Wir haben ein Programm, nennen wir es mal "MailPrinter", im Einsatz welches von einem Server (Typ: SOAP) im Web Bestellungen von Prospekten abruft und mit Hilfe eines PDF Printers an einen Drucker sendet. 

Das Problem ist, dass es plötzlich nicht mehr funktioniert. Das Programm hat kein Update bekommen und Java auch nicht. Da hat sich also nichts verändert. Momentan geht es wieder, aber die Fehlermeldung erscheint dennoch für jeden Abruf einer Bestellung. 

Das ist die Fehlermeldung die im Error Log zu sehen ist:

date: 15.12.2016
time: 07:46
error: 0010
java.net.ConnectException: Connection timed out: connect
   at java.net.DualStackPlainSocketImpl.connect0(Native Method)
   at java.net.DualStackPlainSocketImpl.socketConnect(Unknown Source)
   at java.net.AbstractPlainSocketImpl.doConnect(Unknown Source)
   at java.net.AbstractPlainSocketImpl.connectToAddress(Unknown Source)
   at java.net.AbstractPlainSocketImpl.connect(Unknown Source)
   at java.net.PlainSocketImpl.connect(Unknown Source)
   at java.net.SocksSocketImpl.connect(Unknown Source)
   at java.net.Socket.connect(Unknown Source)
   at java.net.Socket.connect(Unknown Source)
   at sun.net.NetworkClient.doConnect(Unknown Source)
   at sun.net.www.http.HttpClient.openServer(Unknown Source)
   at sun.net.www.http.HttpClient.openServer(Unknown Source)
   at sun.net.www.http.HttpClient.<init>(Unknown Source)
   at sun.net.www.http.HttpClient.New(Unknown Source)
   at sun.net.www.http.HttpClient.New(Unknown Source)
   at sun.net.www.protocol.http.HttpURLConnection.getNewHttpClient(Unknown Source)
   at sun.net.www.protocol.http.HttpURLConnection.plainConnect0(Unknown Source)
   at sun.net.www.protocol.http.HttpURLConnection.plainConnect(Unknown Source)
   at sun.net.www.protocol.http.HttpURLConnection.connect(Unknown Source)
   at sun.net.www.protocol.http.HttpURLConnection.getInputStream0(Unknown Source)
   at sun.net.www.protocol.http.HttpURLConnection.getInputStream(Unknown Source)
   at ch.tbox.irs.clientapps.mailprinter.manager.ServerMessageManager.notifyServer(ServerMessageManager.java:176)
   at ch.tbox.irs.clientapps.mailprinter.manager.ServerMessageManager.printed(ServerMessageManager.java:98)
   at ch.tbox.irs.clientapps.mailprinter.manager.ServerMessageManager.printedPdfShell(ServerMessageManager.java:72)
   at ch.tbox.irs.clientapps.mailprinter.PdfShellPrinter.run(PdfShellPrinter.java:64)
   at java.lang.Thread.run(Unknown Source)​
Wie zu Anfang gesagt: Ich kann mit sowas nichts anfangen und bin kein Programmierer. Ich hoffe einfach, dass jemand der sich auskennt draufschaut und denn "Ach der Fehler! Kein Problem! Das liegt an diesem und jenem Umstand".
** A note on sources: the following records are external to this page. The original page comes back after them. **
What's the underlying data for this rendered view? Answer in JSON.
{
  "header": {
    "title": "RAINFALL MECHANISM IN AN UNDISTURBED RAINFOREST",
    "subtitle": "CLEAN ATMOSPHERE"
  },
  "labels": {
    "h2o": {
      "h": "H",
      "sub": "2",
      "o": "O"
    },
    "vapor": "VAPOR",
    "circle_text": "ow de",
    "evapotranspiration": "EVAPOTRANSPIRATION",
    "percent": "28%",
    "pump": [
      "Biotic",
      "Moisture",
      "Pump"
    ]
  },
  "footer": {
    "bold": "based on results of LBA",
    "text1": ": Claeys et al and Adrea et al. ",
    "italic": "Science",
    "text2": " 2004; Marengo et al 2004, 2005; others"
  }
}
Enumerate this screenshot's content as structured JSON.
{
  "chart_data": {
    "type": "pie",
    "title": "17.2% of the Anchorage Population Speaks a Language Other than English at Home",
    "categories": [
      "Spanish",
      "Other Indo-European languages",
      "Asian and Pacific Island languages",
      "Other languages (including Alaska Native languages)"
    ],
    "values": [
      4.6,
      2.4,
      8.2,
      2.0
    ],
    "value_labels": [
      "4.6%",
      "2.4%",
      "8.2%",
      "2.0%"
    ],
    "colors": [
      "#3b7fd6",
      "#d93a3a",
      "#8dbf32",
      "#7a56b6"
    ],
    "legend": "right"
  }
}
Der Support für das Programm reagiert seit Monaten nicht auf E-Mails. (Ich erwähne das nur, weil es das naheliegenste wäre sich bei denen zu melden).

Ich hoffe jemand kann irgendwas nützliches beitragen. Wenn mehr Informationen benötigt werden, dann kann ich die gerne nachreichen.

Mit freundlichen Grüßen

k1Plan


----------



## Nuiton (15. Dez 2016)

Ja, toll, und was sollen wir* nur* mit einer Exception? Ich wuenschte mir, dass ich hellsehen kann, aber das funktioniert so leider nicht. Wir brauchen da schon etwas mehr, wie z.B. die paar Ausschnitte von hier..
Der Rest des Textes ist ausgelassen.